O município gaúcho de Arroio do Padre é, apesar do nome, a cidade mais evangélica do Brasil, com 85,8% dos habitantes seguindo a tradição protestante do cristianismo. E numa cidade em que a visão de Martinho Lutero influencia diretamente nas tradições, os partidos de esquerda não se criam.
O Brasil tem 5.570 municípios, e como trata-se de um país de maioria católica, são poucos os casos de cidades em que o catolicismo é minoria. Em Arroio do Padre, somente 7,7% dos habitantes seguem a Igreja romana, e nem sacerdote próprio a paróquia local tem. Dentre os 2.900 habitantes, somente 1% são espíritas ou Testemunhas de Jeová, e outros 4,7% sem religião.
O jornal Folha de S. Paulo produziu uma reportagem sobre a cidade e destacou que o Censo 2010 do Instituto Brasileiro de Geografia e Estatística (IBGE) registrou, naquele ano, 22,2% de evangélicos na população brasileira, somando 42 milhões de pessoas. Em 2017, o Datafolha projeta que esse contingente seja de 32%, um crescimento próximo dos 10%.
Tradição
Embora Arroio do Padre seja a cidade mais evangélica do Brasil, os fiéis da tradição protestante estão distantes do neopentecostalismo da Igreja Universal do Reino de Deus e suas dissidências, como a Mundial do Poder de Deus, liderada por Valdemiro Santiago, e Plenitude do Trono de Deus, de Agenor Duque.
Localizada a 200 quilômetros de Porto Alegre, a cidade é reduto de imigrantes alemães no século 19, seguidores da tradição luterana, com influência direta da Reforma Protestante.
O pastor Michael Kuff, que lidera uma das congregações da cidade, tem 32 anos, também foge do estereótipo dos pastores evangélicos: é fã da banda Oficina G3, a quem reputa como um “exemplo de grupo que conseguiu aliar o propósito de divulgar o Evangelho por meio da música pesada”.
A reprovação de Lutero à venda de indulgências pela Igreja Católica há 500 anos é a mesma que Kuff nutre pelas denominações neoentecostais que usam a fé como “moeda de troca” para incentivar os fiéis a “exigirem” bençãos divinas.
Para o pastor, as distorções terminam por difamar os evangélicos: “Hoje é um problema falar no banco que você é pastor. O gerente acha que você é ladrão”, lamenta. No templo de sua congregação, que reúne 200 membros, uma placa lembra o movimento que deu origem à tradição protestante: “Igreja sempre em reforma: agora são outros 500”.

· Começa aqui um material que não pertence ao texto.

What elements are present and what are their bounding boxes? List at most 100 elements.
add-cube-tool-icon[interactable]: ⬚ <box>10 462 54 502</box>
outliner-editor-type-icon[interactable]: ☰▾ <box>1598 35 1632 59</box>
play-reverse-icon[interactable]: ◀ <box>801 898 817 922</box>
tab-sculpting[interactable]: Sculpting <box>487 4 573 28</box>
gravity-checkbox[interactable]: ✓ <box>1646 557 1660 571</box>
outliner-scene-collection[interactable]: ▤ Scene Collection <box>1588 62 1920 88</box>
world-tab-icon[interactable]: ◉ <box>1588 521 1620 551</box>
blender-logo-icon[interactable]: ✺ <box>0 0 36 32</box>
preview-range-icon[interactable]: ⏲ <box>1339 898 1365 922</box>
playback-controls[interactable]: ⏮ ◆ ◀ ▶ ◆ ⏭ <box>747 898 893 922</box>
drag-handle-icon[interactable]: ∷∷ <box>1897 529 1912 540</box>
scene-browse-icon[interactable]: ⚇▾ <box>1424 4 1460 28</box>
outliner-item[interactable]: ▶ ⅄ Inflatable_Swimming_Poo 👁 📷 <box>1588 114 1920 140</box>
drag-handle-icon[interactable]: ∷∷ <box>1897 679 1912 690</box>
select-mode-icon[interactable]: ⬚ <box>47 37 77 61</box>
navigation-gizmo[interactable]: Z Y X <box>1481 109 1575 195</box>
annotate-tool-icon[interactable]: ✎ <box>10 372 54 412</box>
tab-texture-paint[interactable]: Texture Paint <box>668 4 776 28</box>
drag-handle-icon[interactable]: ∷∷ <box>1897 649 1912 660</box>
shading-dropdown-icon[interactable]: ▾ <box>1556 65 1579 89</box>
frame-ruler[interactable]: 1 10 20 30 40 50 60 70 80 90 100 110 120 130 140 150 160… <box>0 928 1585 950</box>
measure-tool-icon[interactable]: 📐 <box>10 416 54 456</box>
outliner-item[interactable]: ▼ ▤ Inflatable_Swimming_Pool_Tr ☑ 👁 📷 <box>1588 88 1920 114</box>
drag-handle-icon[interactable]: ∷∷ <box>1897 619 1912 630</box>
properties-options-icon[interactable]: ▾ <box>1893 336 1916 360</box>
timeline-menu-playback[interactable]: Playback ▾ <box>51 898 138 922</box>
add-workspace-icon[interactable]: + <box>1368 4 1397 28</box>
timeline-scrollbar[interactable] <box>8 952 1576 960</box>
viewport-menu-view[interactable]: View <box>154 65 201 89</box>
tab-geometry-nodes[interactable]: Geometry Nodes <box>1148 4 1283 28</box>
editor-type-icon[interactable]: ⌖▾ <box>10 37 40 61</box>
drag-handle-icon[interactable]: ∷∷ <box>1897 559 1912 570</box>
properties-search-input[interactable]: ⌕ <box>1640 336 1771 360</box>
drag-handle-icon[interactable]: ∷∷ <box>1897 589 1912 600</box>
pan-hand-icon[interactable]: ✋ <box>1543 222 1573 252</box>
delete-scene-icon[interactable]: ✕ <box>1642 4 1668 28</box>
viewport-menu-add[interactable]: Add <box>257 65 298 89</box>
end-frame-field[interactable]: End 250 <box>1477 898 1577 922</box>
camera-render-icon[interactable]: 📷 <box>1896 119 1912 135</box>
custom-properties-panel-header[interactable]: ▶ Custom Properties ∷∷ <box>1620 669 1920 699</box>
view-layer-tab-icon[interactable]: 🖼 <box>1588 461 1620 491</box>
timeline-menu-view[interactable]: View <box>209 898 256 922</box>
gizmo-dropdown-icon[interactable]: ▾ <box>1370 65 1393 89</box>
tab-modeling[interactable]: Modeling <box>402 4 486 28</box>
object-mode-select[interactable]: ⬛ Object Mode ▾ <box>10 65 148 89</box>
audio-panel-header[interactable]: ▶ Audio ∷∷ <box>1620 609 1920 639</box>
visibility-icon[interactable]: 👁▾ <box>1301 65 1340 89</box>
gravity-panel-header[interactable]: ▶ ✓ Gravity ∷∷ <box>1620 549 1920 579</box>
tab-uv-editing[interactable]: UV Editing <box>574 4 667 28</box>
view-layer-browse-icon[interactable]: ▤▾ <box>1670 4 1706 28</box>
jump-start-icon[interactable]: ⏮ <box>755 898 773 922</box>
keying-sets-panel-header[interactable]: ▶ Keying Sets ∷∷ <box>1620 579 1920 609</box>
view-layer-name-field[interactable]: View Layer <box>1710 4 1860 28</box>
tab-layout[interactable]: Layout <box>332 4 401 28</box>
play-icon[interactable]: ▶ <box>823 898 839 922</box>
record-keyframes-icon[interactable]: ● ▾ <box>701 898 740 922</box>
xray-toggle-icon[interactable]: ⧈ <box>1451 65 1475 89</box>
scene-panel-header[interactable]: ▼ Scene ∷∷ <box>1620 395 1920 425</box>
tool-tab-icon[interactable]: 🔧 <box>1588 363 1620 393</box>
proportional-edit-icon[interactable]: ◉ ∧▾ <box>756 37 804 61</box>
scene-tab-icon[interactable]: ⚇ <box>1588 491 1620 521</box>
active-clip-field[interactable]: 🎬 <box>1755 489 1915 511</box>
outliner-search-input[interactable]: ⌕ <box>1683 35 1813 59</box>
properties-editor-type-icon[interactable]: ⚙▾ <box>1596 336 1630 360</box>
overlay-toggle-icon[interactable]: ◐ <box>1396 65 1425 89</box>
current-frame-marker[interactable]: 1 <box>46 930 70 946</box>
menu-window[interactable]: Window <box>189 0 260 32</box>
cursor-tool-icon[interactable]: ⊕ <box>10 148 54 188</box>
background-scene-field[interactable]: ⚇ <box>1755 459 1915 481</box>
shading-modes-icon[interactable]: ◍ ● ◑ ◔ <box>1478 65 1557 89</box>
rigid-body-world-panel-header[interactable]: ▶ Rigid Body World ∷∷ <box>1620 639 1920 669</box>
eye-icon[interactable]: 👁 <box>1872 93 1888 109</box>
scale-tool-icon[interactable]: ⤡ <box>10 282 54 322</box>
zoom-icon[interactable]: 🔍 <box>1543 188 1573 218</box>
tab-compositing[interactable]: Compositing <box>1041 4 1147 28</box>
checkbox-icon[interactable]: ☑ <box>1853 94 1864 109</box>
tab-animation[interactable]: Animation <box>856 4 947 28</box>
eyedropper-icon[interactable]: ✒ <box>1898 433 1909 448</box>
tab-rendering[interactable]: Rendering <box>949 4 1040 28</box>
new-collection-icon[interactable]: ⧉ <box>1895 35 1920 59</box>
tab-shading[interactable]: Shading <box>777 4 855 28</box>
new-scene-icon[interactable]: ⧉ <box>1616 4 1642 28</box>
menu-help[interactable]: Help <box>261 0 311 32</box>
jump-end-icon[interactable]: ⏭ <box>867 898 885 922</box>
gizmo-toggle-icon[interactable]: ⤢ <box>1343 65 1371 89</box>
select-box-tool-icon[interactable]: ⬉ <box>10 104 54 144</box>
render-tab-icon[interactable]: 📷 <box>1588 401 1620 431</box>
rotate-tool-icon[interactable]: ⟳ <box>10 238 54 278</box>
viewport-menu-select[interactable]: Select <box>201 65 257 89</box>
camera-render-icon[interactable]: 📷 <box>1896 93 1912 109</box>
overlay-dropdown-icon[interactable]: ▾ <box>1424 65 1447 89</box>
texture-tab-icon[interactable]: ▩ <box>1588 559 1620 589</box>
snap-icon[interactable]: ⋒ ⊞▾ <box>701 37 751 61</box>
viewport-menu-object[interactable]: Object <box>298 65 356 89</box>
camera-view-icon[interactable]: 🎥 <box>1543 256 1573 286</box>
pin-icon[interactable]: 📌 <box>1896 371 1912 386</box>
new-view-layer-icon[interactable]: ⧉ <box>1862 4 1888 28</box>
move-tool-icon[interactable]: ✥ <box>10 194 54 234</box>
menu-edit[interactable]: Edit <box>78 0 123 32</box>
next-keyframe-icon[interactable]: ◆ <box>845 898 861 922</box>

Outro pastor luterano da cidade, Aroldo Agner, 46, prefere destacar o ponto comum entre os diferentes segmentos evangélicos: a noção de família como “pai, mãe e filhos”. e diz que na cidade, é pouco provável que existam “casais alternativos”: “Se há [gays], não tenho conhecimento. Talvez em Pelotas tenha”, diz o pastor, referindo-se à cidade mais famosa da região.
A reportagem do jornal paulista destaca que não há muitos simpatizantes do PT em Arroio do Padre: na eleição de 2006, a cidade deu a Lula sua menor votação proporcional no país, com 11,5% dos votos, contra 81,5% de Geraldo Alckmin (PSDB).
“Esta situação com a esquerda se complicou bastante. Em função da religiosidade aqui, complica [o apoio] a essa ala”, admite o secretário de administração local, Loutar Prieb, que se locomove num carro com adesivos de crucifixo e peixe (antigo símbolo cristão). “Nosso primeiro prefeito era do PDT, mas teve origem na Arena [partido de suporte ao regime militar]”, acrescentou.
A demonstração de que o cenário continua igual a 2006 foi registrada em 2014, quando o então candidato Aécio Neves (PSDB) venceu Dilma Rousseff (PT) nas urnas de Arroio do Padre por 70,5% a 30,5%. “A ideia esquerdista não é muito bem-aceita pelos que são de origem [alemã]”, diz o pastor Agner.
Bebidas? Claro!
A chefe de gabinete do prefeito, Andiara Bonow, 27 anos, é um retrato fiel do pensamento dos evangélicos da cidade. Repudia a ideia de se converter ao Evangelho interessado em prosperidade material: “[A ideia de que] se tu entrar na igreja, vai ter carro, futuro promissor… Não é isso. Igreja é para ter paz de espírito”, comenta.
Andiara cresceu na cidade que tem, como densidade demográfica, um habitante por 21 Km², com ritmo tranquilo e habituada às tradições, e garante que levou um choque quando precisou se mudar para Pelotas para cursar a faculdade. “Lá não tem isso de acordar e ir a um culto. [O pessoal] prefere festa”, relembra.
Os moradores de Arroio do Padre, no entanto, zelam pelas tradições do país de seus antepassados. A própria Andiara conheceu o marido em um “bailão” regado a cerveja.
“Somos uma comunidade que consome muita cerveja”, admite o prefeito Leonir Baschi (DEM). Mas, o administrador da cidade destaca que “é muito difícil encontrar alguém bêbado, fazendo escândalo”, já que o consumo é uma tradição cultural e geralmente as pessoas estão habituadas com a bebida.
E o relato do prefeito é endossado pelo pastor Kuff: “Muitos acham que é pecado dançar, beber cerveja, vinho. Mas o pecado não está nas coisas, mas dentro de si”, resume.